Reputation: 31
Here is the edited code? I still receive a 404 error and nothing is sent to the database table. I see dbhh.php (which is the following file) after the url on the 404 page after the form is submitted
<?php
$servername = "localhost";
$username = "username";
$password = "password";
$dbname = "dbname";
try {
$conn = new PDO("mysql:host=$servername;dbname=$dbname", $username, $password);
// set the PDO error mode to exception
$conn->setAttribute(PDO::ATTR_ERRMODE, PDO::ERRMODE_EXCEPTION);
// prepare sql and bind parameters
$stmt = $conn->prepare("INSERT INTO user_input(first_name1, last_name1, email1)
VALUES (:first_name1, :last_name1, :email1)");
// insert a row
$stmt->execute([
':first_name1' => $_POST["first_name1"],
':last_name1' => $_POST["last_name1"],
':email1' => $_POST["email1"]
]);
echo "New records created successfully";
}
catch(PDOException $e)
{
echo "Error: " . $e->getMessage();
}
$conn = null;
?>
Upvotes: 0
Views: 512
Reputation: 4033
try this. i hope it will help you.
<?php
$servername = "localhost";
$username = "username";
$password = "password";
$dbname = "dbname";
$conn = new mysqli($servername, $username, $password, $dbname);
$stmt = $mysqli->prepare("INSERT INTO user_input (first_name1, last_name1,email1) VALUES (?, ?)");
$stmt->bind_param("si", $_POST['first_name1'], $_POST['last_name1'],$_POST['email1']);
$stmt->execute();
echo "New records created successfully";
$stmt->close();
$conn->close();
?>
Upvotes: 0
Reputation: 145472
What @david said. Albeit a more compact approach is just skipping the manual binding, and passing params per PDO::execute
right away:
$stmt->execute([
':first_name1' => $_POST["first_name1"],
':last_name1' => $_POST["last_name1"],
':email1' => $_POST["email1"]
]);
Upvotes: 0
Reputation: 3218
You have declared the POST variable after you prepare the query. First, make sure that the POST values get assigned to variables.
// insert a row
$first_name1 = $_POST["first_name1"];
$last_name1 = $_POST["last_name1"];
$email1 = $_POST["email1"];
$stmt = $conn->prepare("INSERT INTO user_input(first_name1, last_name1, email1)

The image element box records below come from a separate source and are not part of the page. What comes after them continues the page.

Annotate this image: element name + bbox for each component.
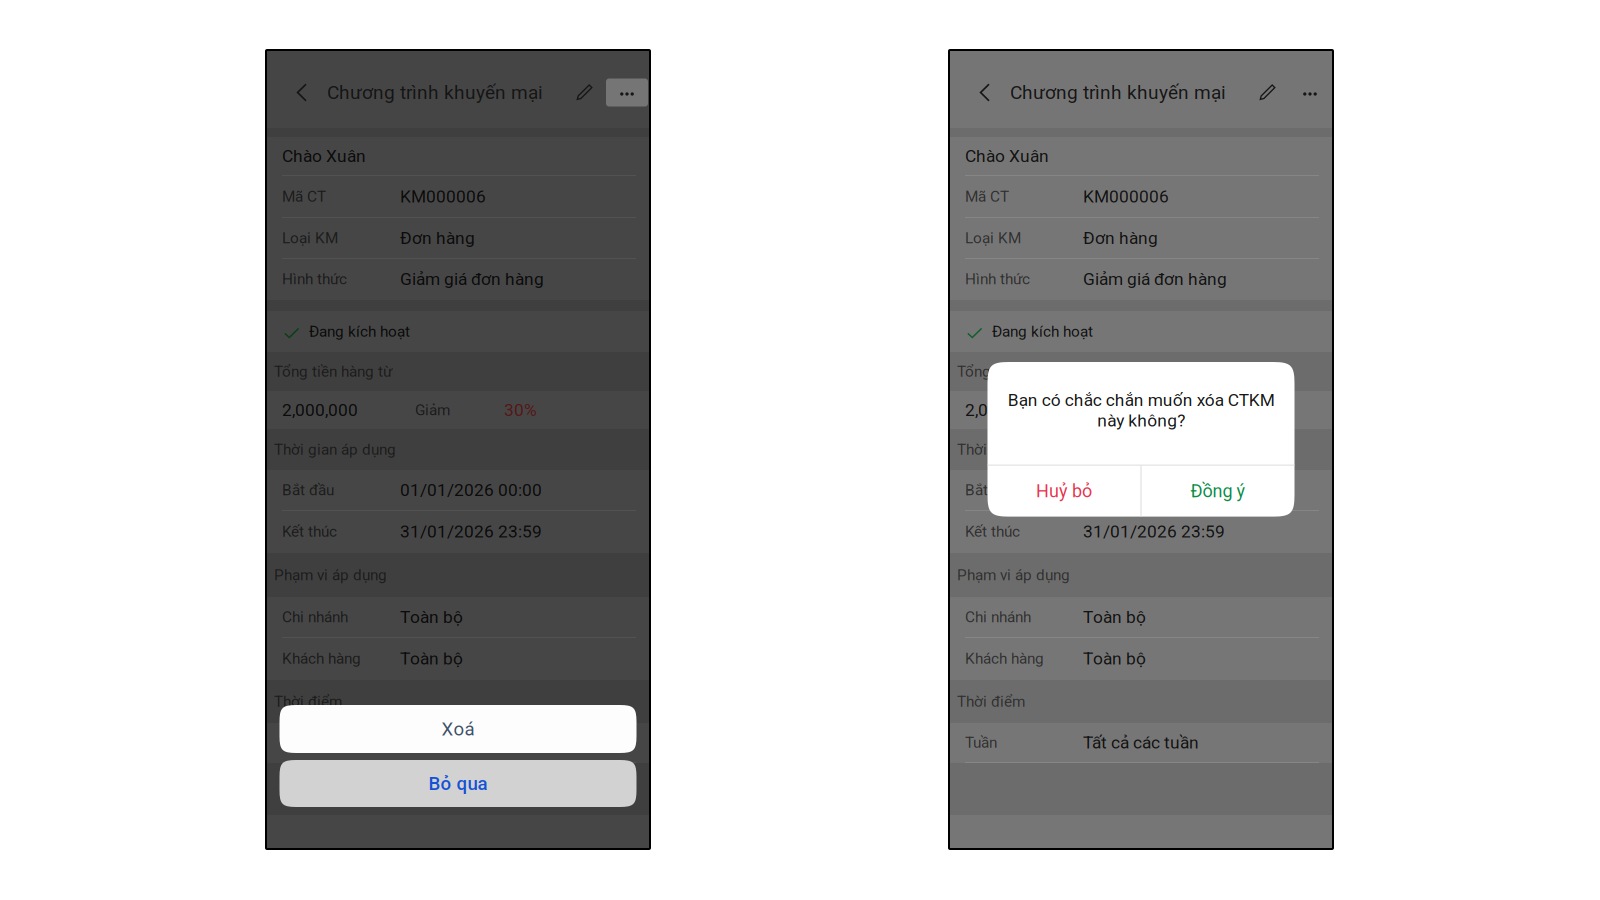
staticText: Loại KM — [965, 229, 1021, 247]
staticText: Huỷ bỏ — [1036, 481, 1092, 502]
staticText: 30% — [1187, 400, 1220, 420]
staticText: KM000006 — [400, 186, 486, 207]
staticText: Loại KM — [282, 229, 338, 247]
staticText: Toàn bộ — [400, 607, 463, 627]
staticText: Mã CT — [282, 188, 326, 206]
staticText: Hình thức — [965, 270, 1030, 288]
staticText: Tuần — [282, 734, 314, 752]
button[interactable]: Back — [284, 70, 320, 114]
staticText: Khách hàng — [965, 650, 1044, 668]
staticText: Giảm — [1098, 401, 1133, 419]
staticText: Xoá — [442, 718, 474, 740]
staticText: Bạn có chắc chắn muốn xóa CTKM này không… — [1008, 390, 1274, 431]
staticText: Đồng ý — [1190, 481, 1246, 502]
staticText: Chương trình khuyến mại — [1010, 81, 1226, 104]
staticText: Đơn hàng — [1083, 228, 1158, 248]
button[interactable]: Edit — [1246, 70, 1289, 114]
staticText: Kết thúc — [282, 522, 337, 540]
staticText: Chương trình khuyến mại — [327, 81, 543, 104]
staticText: Thời gian áp dụng — [957, 440, 1079, 458]
button[interactable]: Edit — [563, 70, 606, 114]
staticText: 2,000,000 — [282, 400, 358, 420]
button[interactable]: Đồng ý — [1142, 466, 1294, 517]
staticText: Phạm vi áp dụng — [274, 566, 387, 584]
staticText: 31/01/2026 23:59 — [400, 521, 542, 542]
staticText: 31/01/2026 23:59 — [1083, 521, 1225, 542]
button[interactable]: Bỏ qua — [280, 760, 636, 807]
staticText: Thời điểm — [274, 692, 342, 710]
button[interactable]: Xoá — [280, 705, 636, 753]
staticText: Toàn bộ — [1083, 648, 1146, 669]
staticText: Toàn bộ — [1083, 607, 1146, 627]
staticText: Toàn bộ — [400, 648, 463, 669]
staticText: Hình thức — [282, 270, 347, 288]
button[interactable]: More options — [606, 70, 648, 114]
staticText: 01/01/2026 00:00 — [400, 480, 542, 500]
staticText: Khách hàng — [282, 650, 361, 668]
staticText: Đang kích hoạt — [309, 322, 410, 340]
staticText: Chào Xuân — [965, 146, 1049, 166]
staticText: Đang kích hoạt — [992, 322, 1093, 340]
button[interactable]: Huỷ bỏ — [988, 466, 1140, 517]
staticText: Tất cả các tuần — [1083, 732, 1199, 753]
staticText: Thời gian áp dụng — [274, 440, 396, 458]
staticText: Phạm vi áp dụng — [957, 566, 1070, 584]
staticText: 2,000,000 — [965, 400, 1041, 420]
staticText: Chào Xuân — [282, 146, 366, 166]
staticText: Chi nhánh — [282, 608, 348, 626]
staticText: Thời điểm — [957, 692, 1025, 710]
staticText: Giảm giá đơn hàng — [1083, 269, 1227, 289]
button[interactable]: More options — [1289, 70, 1331, 114]
staticText: Tuần — [965, 734, 997, 752]
button[interactable]: Back — [967, 70, 1003, 114]
staticText: 01/01/2026 00:00 — [1083, 480, 1225, 500]
staticText: Chi nhánh — [965, 608, 1031, 626]
staticText: KM000006 — [1083, 186, 1169, 207]
staticText: Tất cả các tuần — [400, 732, 516, 753]
staticText: Bắt đầu — [965, 481, 1017, 499]
staticText: Bỏ qua — [428, 773, 488, 794]
staticText: Bắt đầu — [282, 481, 334, 499]
staticText: 30% — [504, 400, 537, 420]
staticText: Giảm — [415, 401, 450, 419]
staticText: Kết thúc — [965, 522, 1020, 540]
staticText: Tổng tiền hàng từ — [274, 362, 392, 380]
staticText: Giảm giá đơn hàng — [400, 269, 544, 289]
staticText: Đơn hàng — [400, 228, 475, 248]
staticText: Tổng tiền hàng từ — [957, 362, 1075, 380]
staticText: Mã CT — [965, 188, 1009, 206]
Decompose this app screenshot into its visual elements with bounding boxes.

VALUES (:first_name1, :last_name1, :email1)");
$stmt->bindParam(':first_name1', $first_name1);
$stmt->bindParam(':last_name1', $last_name1);
$stmt->bindParam(':email1', $email1);
$stmt->execute();
Notice the difference. I put the POST one before the query. When the bindParam
get executed, it can get the values.